Six years later in March 2019, Kamaludin sent an email to the contracting officer that sought to retroactively apply the CDA certification language in each of its letter of claim. Kamaludin then proceeded to file an appeal for each of its three letters of claims at the ASBCA.

On the government’s motion for summary judgment, the ASBCA found that Kamaludin did not submit a certified claim within the six-year statute of limitation period when the $155,500 claim accrued in November 2012. The Board found Kamaludin failed to address any of the four elements from § 7103 in its March 2013 letter. The Board also rejected Kamaludin’s invitation to find implicit certification because this loose reading of the status is contrary to the express terms of the CDA and would render the certification requirement meaningless. Drawing in part on the definition of a defective certification in FAR 33.201, the Board concluded that the failure to certify was not included as part of this definition. Kamaludin’s failure to certify the claim in any way meant that the Board did not have jurisdiction to hear the dispute. And because the statue of limitations had run, the Board granted the government’s motion for summary judgment and denied Kamaludin’s appeal.

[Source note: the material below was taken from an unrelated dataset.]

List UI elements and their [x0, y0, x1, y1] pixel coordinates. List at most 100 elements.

Although the Kamaludin decision is somewhat of an extreme example, it does illustrate how failing to certify a claim at all could lead to disastrous results, especially if the six-year statue of limitations period has nearly passed. To avoid this outcome, contractors should always certify CDA claims above $100,000 and should take care that each of the elements found under § 7103 are incorporated as part of the certification language.